Comment refactoriser du code sans tests ?
Vous héritez d’un projet legacy de 100 000 lignes. Pas de tests. Vous voulez refactoriser, mais impossible de savoir ce qui va casser. Pour écrire des tests, il faut comprendre le code. Pour comprendre le code, il faut de la documentation — qui n’existe pas non plus.
Personne n’y touche. Le code continue de pourrir.
Tous les systèmes legacy du monde sont pris dans cette impasse. Les entreprises du Fortune 500 consacrent 60 à 80 % de leur budget IT à la maintenance du legacy. 42 % du temps des développeurs est absorbé par la dette technique.
Et si un LLM pouvait écrire les tests à votre place ?
Les problèmes quand un LLM écrit les tests
Demandez à un LLM « écris un test pour cette fonction » et il produira quelque chose. Mais trois problèmes se posent.
Premier problème : on ne sait pas par où commencer. Quand il y a 527 fonctions, on commence par la première ? Par la plus importante ? Il n’y a aucun critère.
Deuxième problème : impossible de vérifier la qualité des tests. Le test écrit par le LLM passe. Mais vérifie-t-il réellement le comportement de la fonction, ou n’est-ce qu’une coquille vide qui appelle la fonction sans aucun assert ? Il faut relire chaque test manuellement pour le savoir.
Troisième problème : sans feedback, les tests du LLM plafonnent à 60–70 %. L’instruction « teste cette fonction » ne suffit pas pour atteindre 100 % de branch coverage. Il faut indiquer quelles branches manquent pour que le LLM complète le reste.
Le LLM n’est pas incapable d’écrire des tests. Ce qui manque, c’est une structure qui lui indique quoi tester et à quel point il a bien testé.
tsma : un rail de test piloté par une seule commande
tsma est un outil CLI qui indexe toutes les fonctions du projet, détecte la présence de tests, mesure le coverage et fournit un feedback précis à l’agent LLM.
L’agent n’a besoin de connaître qu’une seule commande :
$ tsma next
Cette unique commande pilote l’intégralité de la boucle :
$ tsma next # affiche la prochaine fonction sans test
→ on écrit le test
$ tsma next # détecte le nouveau test, l'exécute, mesure le coverage
→ 100 % ? PASS, on passe à la suivante
→ < 100 % ? affiche les branches non couvertes avec les numéros de ligne
$ tsma next # re-mesure le test corrigé
→ amélioré ou non, marque DONE et passe à la suite
On répète jusqu’à ce que « All functions complete! » apparaisse.
Validé sur 527 fonctions
tsma a été appliqué à un vrai projet Go (527 fonctions).

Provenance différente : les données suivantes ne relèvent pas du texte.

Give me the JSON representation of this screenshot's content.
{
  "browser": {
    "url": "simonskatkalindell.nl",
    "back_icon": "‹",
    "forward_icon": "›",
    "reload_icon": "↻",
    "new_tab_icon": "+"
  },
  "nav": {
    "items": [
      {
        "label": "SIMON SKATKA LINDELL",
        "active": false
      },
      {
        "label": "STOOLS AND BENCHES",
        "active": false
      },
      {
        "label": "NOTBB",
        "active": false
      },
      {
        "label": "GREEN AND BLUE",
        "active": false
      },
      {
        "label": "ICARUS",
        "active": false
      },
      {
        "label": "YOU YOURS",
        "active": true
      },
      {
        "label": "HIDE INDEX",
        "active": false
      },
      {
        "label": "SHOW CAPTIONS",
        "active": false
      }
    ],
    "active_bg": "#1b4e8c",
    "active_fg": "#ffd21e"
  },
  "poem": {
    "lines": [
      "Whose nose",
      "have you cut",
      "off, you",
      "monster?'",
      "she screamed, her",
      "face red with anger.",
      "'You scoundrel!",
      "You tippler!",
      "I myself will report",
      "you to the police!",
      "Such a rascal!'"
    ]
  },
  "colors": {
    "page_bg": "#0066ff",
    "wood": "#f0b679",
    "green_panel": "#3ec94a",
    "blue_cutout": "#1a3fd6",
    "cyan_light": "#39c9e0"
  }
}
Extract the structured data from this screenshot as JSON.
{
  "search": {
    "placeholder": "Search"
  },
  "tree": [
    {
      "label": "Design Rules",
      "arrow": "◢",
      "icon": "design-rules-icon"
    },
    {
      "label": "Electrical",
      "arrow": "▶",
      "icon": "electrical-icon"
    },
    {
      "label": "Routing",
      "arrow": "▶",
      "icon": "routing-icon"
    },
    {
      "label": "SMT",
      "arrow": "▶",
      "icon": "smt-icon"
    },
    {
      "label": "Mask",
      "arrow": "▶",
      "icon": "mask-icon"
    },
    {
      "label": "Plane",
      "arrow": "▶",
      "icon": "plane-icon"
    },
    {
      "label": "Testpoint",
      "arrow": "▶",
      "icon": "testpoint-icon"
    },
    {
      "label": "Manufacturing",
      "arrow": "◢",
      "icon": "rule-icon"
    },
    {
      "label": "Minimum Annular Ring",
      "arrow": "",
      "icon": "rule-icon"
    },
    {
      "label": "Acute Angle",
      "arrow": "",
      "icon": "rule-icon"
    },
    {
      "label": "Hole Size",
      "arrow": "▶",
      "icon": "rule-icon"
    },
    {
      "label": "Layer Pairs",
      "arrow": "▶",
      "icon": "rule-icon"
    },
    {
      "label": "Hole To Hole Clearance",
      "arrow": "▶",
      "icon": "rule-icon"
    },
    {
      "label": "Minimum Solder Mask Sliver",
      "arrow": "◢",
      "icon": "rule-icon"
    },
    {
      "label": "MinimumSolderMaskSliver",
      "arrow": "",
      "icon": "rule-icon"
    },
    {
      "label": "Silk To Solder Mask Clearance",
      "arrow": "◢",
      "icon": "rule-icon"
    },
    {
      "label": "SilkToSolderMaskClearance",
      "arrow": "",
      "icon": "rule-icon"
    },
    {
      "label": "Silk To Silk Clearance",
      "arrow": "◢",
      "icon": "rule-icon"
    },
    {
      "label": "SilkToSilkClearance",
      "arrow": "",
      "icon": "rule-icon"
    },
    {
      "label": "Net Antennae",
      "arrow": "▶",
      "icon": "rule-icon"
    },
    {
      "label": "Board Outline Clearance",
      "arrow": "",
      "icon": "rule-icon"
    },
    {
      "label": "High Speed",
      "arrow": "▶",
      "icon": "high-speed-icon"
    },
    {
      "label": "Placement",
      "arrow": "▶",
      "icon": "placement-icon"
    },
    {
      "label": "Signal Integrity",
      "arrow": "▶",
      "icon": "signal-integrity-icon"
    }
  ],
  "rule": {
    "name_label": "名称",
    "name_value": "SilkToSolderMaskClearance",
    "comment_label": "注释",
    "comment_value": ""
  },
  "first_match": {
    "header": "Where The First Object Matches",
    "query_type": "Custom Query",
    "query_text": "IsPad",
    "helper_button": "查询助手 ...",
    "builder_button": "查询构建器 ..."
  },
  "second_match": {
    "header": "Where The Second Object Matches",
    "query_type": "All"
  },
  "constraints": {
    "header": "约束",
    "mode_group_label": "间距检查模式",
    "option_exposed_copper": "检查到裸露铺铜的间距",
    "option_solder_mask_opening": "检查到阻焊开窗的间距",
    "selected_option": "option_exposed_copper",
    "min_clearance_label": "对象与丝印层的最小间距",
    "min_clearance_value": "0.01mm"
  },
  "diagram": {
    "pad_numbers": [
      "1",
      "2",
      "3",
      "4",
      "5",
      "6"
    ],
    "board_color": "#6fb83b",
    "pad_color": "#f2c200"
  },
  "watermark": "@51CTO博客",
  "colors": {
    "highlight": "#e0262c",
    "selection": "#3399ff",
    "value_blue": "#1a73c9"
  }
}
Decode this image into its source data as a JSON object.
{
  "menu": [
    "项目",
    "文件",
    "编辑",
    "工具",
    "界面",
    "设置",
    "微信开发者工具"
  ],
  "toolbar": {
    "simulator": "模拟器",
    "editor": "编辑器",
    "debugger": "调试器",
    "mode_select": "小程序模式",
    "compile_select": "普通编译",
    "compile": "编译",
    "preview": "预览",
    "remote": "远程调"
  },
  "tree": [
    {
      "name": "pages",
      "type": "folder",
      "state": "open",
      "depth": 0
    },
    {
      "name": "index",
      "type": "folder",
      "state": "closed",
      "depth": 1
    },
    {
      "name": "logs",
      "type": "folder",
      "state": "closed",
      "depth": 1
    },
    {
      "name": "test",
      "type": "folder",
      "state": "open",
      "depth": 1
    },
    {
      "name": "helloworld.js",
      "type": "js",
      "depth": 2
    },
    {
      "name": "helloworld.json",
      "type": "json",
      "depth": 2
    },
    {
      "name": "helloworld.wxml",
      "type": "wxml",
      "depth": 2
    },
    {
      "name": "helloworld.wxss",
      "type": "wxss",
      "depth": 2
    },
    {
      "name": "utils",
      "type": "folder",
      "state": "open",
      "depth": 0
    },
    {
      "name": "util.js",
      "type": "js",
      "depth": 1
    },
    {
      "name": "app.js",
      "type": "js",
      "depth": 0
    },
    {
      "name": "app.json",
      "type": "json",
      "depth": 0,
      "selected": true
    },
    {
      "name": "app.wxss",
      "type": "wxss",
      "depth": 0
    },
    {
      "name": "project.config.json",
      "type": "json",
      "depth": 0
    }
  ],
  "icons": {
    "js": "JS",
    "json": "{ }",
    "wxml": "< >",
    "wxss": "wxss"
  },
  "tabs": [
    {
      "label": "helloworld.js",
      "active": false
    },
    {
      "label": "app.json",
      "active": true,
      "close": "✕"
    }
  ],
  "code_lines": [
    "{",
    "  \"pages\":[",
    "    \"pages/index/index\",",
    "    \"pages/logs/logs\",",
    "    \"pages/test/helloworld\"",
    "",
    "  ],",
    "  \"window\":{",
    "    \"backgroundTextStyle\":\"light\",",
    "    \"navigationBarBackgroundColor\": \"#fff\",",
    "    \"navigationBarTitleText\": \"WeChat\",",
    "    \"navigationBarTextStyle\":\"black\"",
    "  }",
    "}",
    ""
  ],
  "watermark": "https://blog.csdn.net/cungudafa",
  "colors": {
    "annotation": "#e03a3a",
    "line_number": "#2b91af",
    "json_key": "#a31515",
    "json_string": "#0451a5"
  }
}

| Résultat | Nombre | Proportion |
|---|---|---|
| PASS (100 % branch coverage) | 246 | 46,7 % |
| DONE (best-effort) | 281 | 53,3 % |
| TODO (non traité) | 0 | 0 % |
246 fonctions ont atteint 100 % de branch coverage. Les 281 restantes n’y sont pas parvenues, mais ont été testées autant que possible.
Pourquoi certaines fonctions n’atteignent-elles pas 100 % ?
Fonctions qui atteignent 100 % et celles qui n’y arrivent pas
La capacité d’une fonction à atteindre 100 % de branch coverage dépend de la manière dont elle reçoit ses dépendances.
Interface (mockable) — 100 % atteignable :
type Handler struct {
svc AuthSvc // interface — remplaçable par un mock
}
En test, l’injection d’un mock permet de contrôler tous les chemins :
svc := mocks.NewMockAuthSvc(ctrl)
svc.EXPECT().Login(...).Return(result, nil) // chemin de succès
svc.EXPECT().Login(...).Return(nil, err) // chemin d'erreur
Type concret (not mockable) — 100 % impossible :
type Handler struct {
svc *service.SMSImportService // pointeur de struct — non remplaçable
}
L’implémentation réelle embarque des dépendances internes (BDD, API externes, etc.). Impossible de provoquer une erreur spécifique ou de forcer un résultat particulier. Les branches qui en dépendent sont inaccessibles en test unitaire.
Réponse de tsma : après le feedback sur les branches non couvertes, une seconde tentative est accordée. Si la branche reste inaccessible, la fonction est marquée DONE. Ce n’est pas une limite de l’outil, mais le reflet de la testabilité du code. L’introduction d’interfaces (DI) rendrait les 100 % possibles, mais cela implique de modifier le code source.
Le feedback transforme radicalement les tests du LLM
La valeur centrale de tsma n’est ni l’indexation ni la mesure du coverage. C’est l’indication précise des branches non couvertes avec leurs numéros de ligne.
Sans feedback :
"Écris un test pour la fonction ListContracts"
→ Le LLM ne teste que le happy path
→ coverage 60–70 %
Avec feedback :
"Écris un test pour la fonction ListContracts"
→ coverage 65 % (11/17)
→ UNCOVERED:
line 41 — if params.Status != nil
line 44 — if params.BuildingId != nil
line 70 — if err != nil (CountSummary)
→ Le LLM ajoute des tests couvrant exactement ces branches
→ coverage 100 %
C’est le même LLM. La seule différence est la présence du feedback. Trois lignes avec des numéros de ligne séparent 60 % de 100 %.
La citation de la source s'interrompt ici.